Outro fator importante é você ficar atento com a curva de adoção por parte das pessoas / áreas da empresa. Naturalmente haverá pessoas que prontamente irão se conectar com o tema e as ideias da agilidade. Outros, no entanto, levarão mais tempo para “comprar” essa nova forma de trabalhar. Monitore o processo de transformação e garanta que as ações tenha sustentação da liderança conforme visto no item anterior.

4. Exercite e adapte os princípios

Para times que não trabalham diretamente com projetos pode ser mais difícil no início entender como aplicar os conceitos da agilidade na prática. Acredito em aprender fazendo e simular de maneira prática a aplicação dos conceitos nas áreas traz aprendizados importantes. As vezes é necessário reescrever os princípios para uma linguagem que faça mais sentido para áreas específicas (especialmente aquelas que não trabalham com software), portanto vale a pena fazer esses exercícios. Como esse principio se aplicada no nosso trabalho diário? Estamos praticando? O que precisamos fazer para chegar lá?

5. Apresente as ferramentas e deixe que os times escolham os caminhos

Em todas as minhas experiências com agilidade foi necessário adaptar as práticas para exercitar a agilidade. Conhecer os frameworks permitirá você retirar o que há de melhor em cada um deles porém tentar aplica-los “by the book” pode ser um problema. Deixe os times encontrar a melhor maneira de aplicar a agilidade contextualizada ao negócio. Claro que você deve ter cuidado para não repetir o que ocorre em alguns clubes de futebol que adotam a estratégia de “mudar não mudando”, ou seja, somente incorporar o nome ágil ou papeis como scrum master, PO, dev… Faça os times entender os valores e princípios e até mesmo reescreve-los se necessário mas garanta que eles sejam praticados.

6. Utilize os multiplicadores ágeis

Uma boa maneira de traduzir a agilidade para o dia a dia de trabalho das pessoas é utilizando os multiplicadores internos. Nesse formato você pode escolher colaboradores que irão replicar os conhecimentos e criar momentos para que todos possam praticar a agilidade. Nesse formato, a comunicação é horizontal e bastante efetiva pois todos podem construir juntos a melhor maneira de aplicar os valores e princípios nas áreas da empresa.

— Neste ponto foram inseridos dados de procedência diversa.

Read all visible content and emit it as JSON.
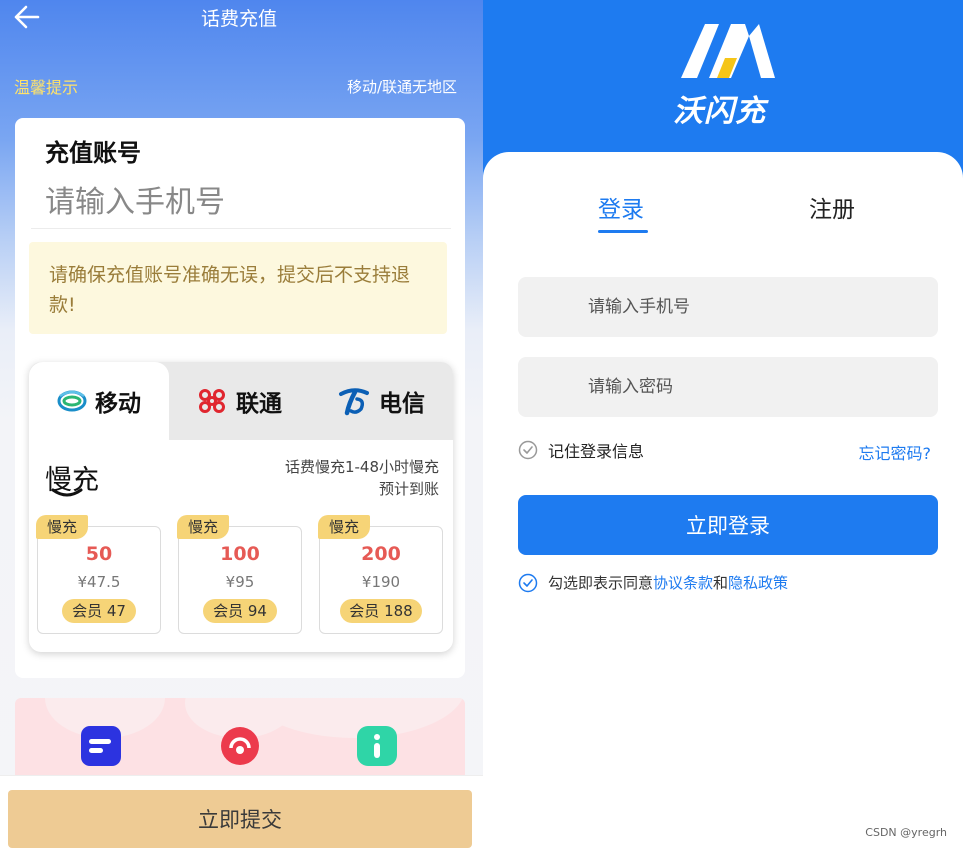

7. Monitore as barreiras e ajuste o rumo

Assim como as retrospectivas são importantes para ajustar o processo após as sprints no Scrum, a mudança para mentalidade ágil é um processo de interação e ajuste constante. Monitore e aprenda rapidamente sobre os efeitos das ações que você está realizando na jornada de transformação ágil. Ouça as pessoas envolvidas e construa com elas novas ideias e ações para consolidar a agilidade na empresa.

Essas são algumas ideias de como iniciar a jornada pela transformação ágil de sua empresa. Se você tem alguma experiência positiva ou aprendizados, compartilhe nos comentários.